De son côté, Safina soutient qu’aucune conclusion ne peut être tirée d’une photographie, que ce soit dans un sens ou dans l’autre. À vrai dire, l’image ou, plus précisément, les réactions polarisées qu’elle a suscitées sur la toile nous en apprend davantage sur nous-mêmes que sur l’éthologie des kangourous. Il souligne ceci :

La seule chose qui n’est presque jamais permise, ni même envisagée, c’est le fait qu’il puisse exister des nuances(…) Il existe toute une palette d’émotions chez les humains comme chez les non-humains.

Après la mort d’un être humain, par exemple, les proches éprouvent toute une gamme d’émotions – le déni, la confusion, voire des rires terriblement inappropriés. «Mais avec les animaux, tout devrait être noir ou blanc» observe Safina. Soit nous voulons croire que les animaux sont purs, bienveillants et globalement meilleurs que nous, soit nous voulons croire exactement le contraire : que nous sommes les créatures les plus remarquables de la planète et que le comportement animal ne relève que de l’instinct (comme si ce n’était jamais le cas du comportement humain !).

Certes, se précipiter vers des conclusions infondées appuyant l’idée que les animaux sont tout à fait comme nous relève de la pseudoscience.

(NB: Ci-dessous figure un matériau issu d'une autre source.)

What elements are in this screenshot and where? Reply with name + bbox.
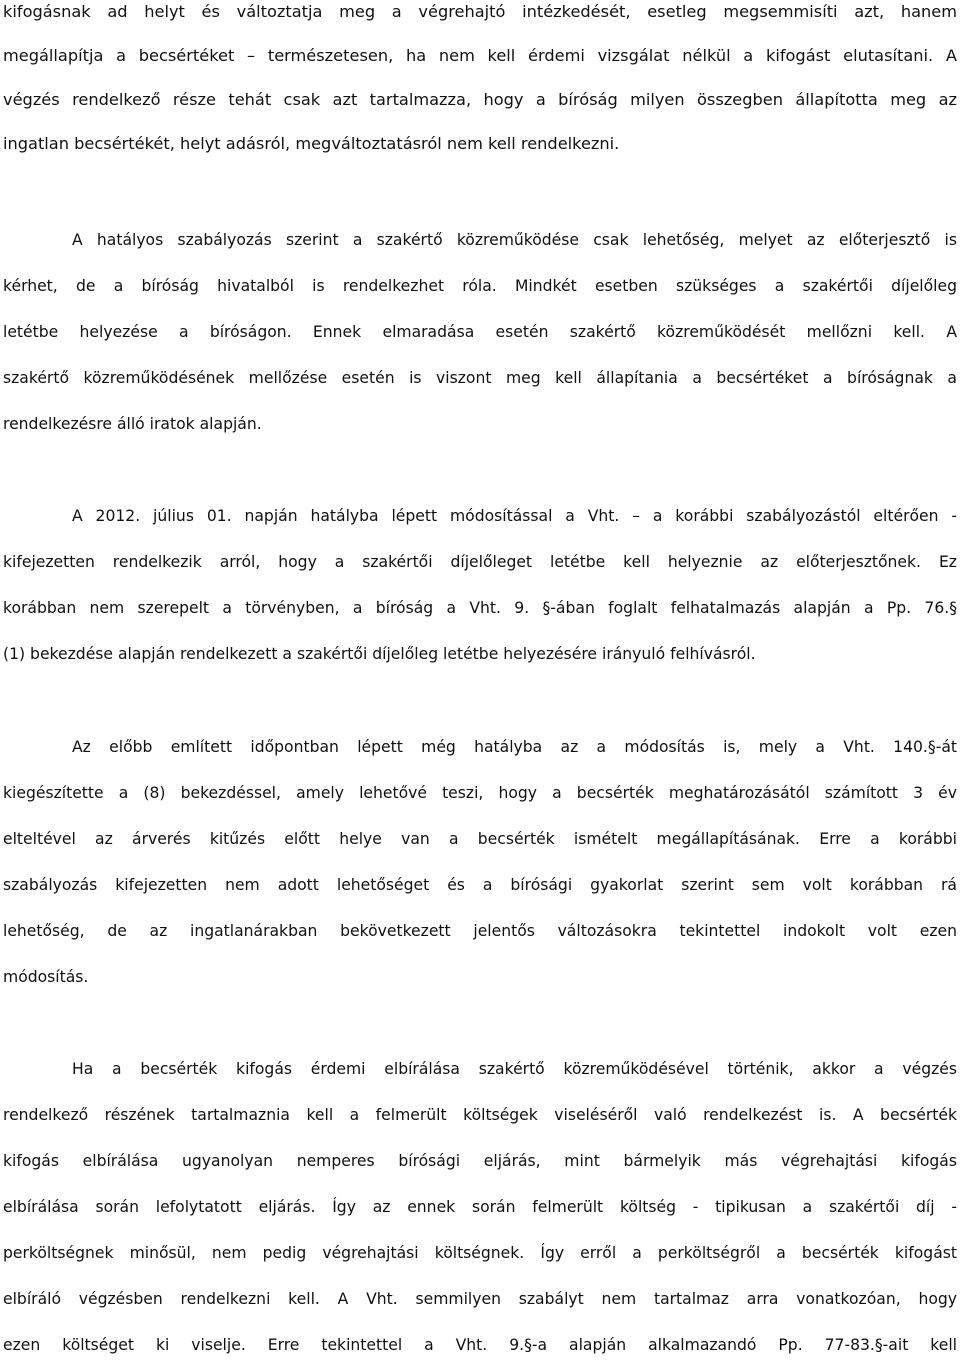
text-line: kérhet, de a bíróság hivatalból is rendelkezhet róla. Mindkét esetben szükséges a szakértői díjelőleg — [3, 277, 957, 295]
text-line: Ha a becsérték kifogás érdemi elbírálása szakértő közreműködésével történik, akkor a végzés — [72, 1060, 957, 1078]
text-line: végzés rendelkező része tehát csak azt tartalmazza, hogy a bíróság milyen összegben állapította meg az — [3, 90, 957, 109]
text-line: rendelkezésre álló iratok alapján. — [3, 415, 262, 433]
text-line: kifejezetten rendelkezik arról, hogy a szakértői díjelőleget letétbe kell helyeznie az előterjesztőnek. Ez — [3, 553, 957, 571]
paragraph-1 — [3, 0, 957, 176]
text-line: elbíráló végzésben rendelkezni kell. A Vht. semmilyen szabályt nem tartalmaz arra vonatkozóan, hogy — [3, 1290, 957, 1308]
text-line: Az előbb említett időpontban lépett még hatályba az a módosítás is, mely a Vht. 140.§-át — [72, 738, 957, 756]
paragraph-3 — [3, 504, 957, 688]
text-line: A hatályos szabályozás szerint a szakértő közreműködése csak lehetőség, melyet az előterjesztő is — [72, 231, 957, 249]
text-line: rendelkező részének tartalmaznia kell a felmerült költségek viseléséről való rendelkezést is. A becsérték — [3, 1106, 957, 1124]
text-line: lehetőség, de az ingatlanárakban bekövetkezett jelentős változásokra tekintettel indokolt volt ezen — [3, 922, 957, 940]
text-line: megállapítja a becsértéket – természetesen, ha nem kell érdemi vizsgálat nélkül a kifogást elutasítani. A — [3, 46, 957, 65]
text-line: elteltével az árverés kitűzés előtt helye van a becsérték ismételt megállapításának. Erre a korábbi — [3, 830, 957, 848]
text-line: ezen költséget ki viselje. Erre tekintettel a Vht. 9.§-a alapján alkalmazandó Pp. 77-83.§-ait kell — [3, 1336, 957, 1354]
text-line: (1) bekezdése alapján rendelkezett a szakértői díjelőleg letétbe helyezésére irányuló felhívásról. — [3, 645, 756, 663]
paragraph-2 — [3, 228, 957, 458]
text-line: szakértő közreműködésének mellőzése esetén is viszont meg kell állapítania a becsértéket a bíróságnak a — [3, 369, 957, 387]
text-line: A 2012. július 01. napján hatályba lépett módosítással a Vht. – a korábbi szabályozástól eltérően - — [72, 507, 957, 525]
text-line: perköltségnek minősül, nem pedig végrehajtási költségnek. Így erről a perköltségről a becsérték kifogást — [3, 1244, 957, 1262]
text-line: kifogásnak ad helyt és változtatja meg a végrehajtó intézkedését, esetleg megsemmisíti azt, hanem — [3, 2, 957, 21]
text-line: kiegészítette a (8) bekezdéssel, amely lehetővé teszi, hogy a becsérték meghatározásától számított 3 év — [3, 784, 957, 802]
text-line: letétbe helyezése a bíróságon. Ennek elmaradása esetén szakértő közreműködését mellőzni kell. A — [3, 323, 957, 341]
paragraph-5 — [3, 1057, 957, 1357]
paragraph-4 — [3, 735, 957, 1011]
text-line: ingatlan becsértékét, helyt adásról, megváltoztatásról nem kell rendelkezni. — [3, 134, 620, 153]
text-line: elbírálása során lefolytatott eljárás. Így az ennek során felmerült költség - tipikusan a szakértői díj - — [3, 1198, 957, 1216]
text-line: módosítás. — [3, 968, 89, 986]
text-line: korábban nem szerepelt a törvényben, a bíróság a Vht. 9. §-ában foglalt felhatalmazás alapján a Pp. 76.§ — [3, 599, 957, 617]
text-line: szabályozás kifejezetten nem adott lehetőséget és a bírósági gyakorlat szerint sem volt korábban rá — [3, 876, 957, 894]
text-line: kifogás elbírálása ugyanolyan nemperes bírósági eljárás, mint bármelyik más végrehajtási kifogás — [3, 1152, 957, 1170]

Mais volontairement ignorer les preuves de comportements des animaux étonnamment similaires aux nôtres est tout aussi biaisé et non scientifique.

«Ce qu’il faut retenir, c’est que l’anthropomorphisme n’est pas toujours aussi problématique qu’on le pense», écrit de Waal, ajoutant que cela est d’autant plus vrai pour les animaux dont le cerveau est similaire au nôtre : les singes, bien évidemment, mais aussi les éléphants et certains mammifères marins comme les dauphins.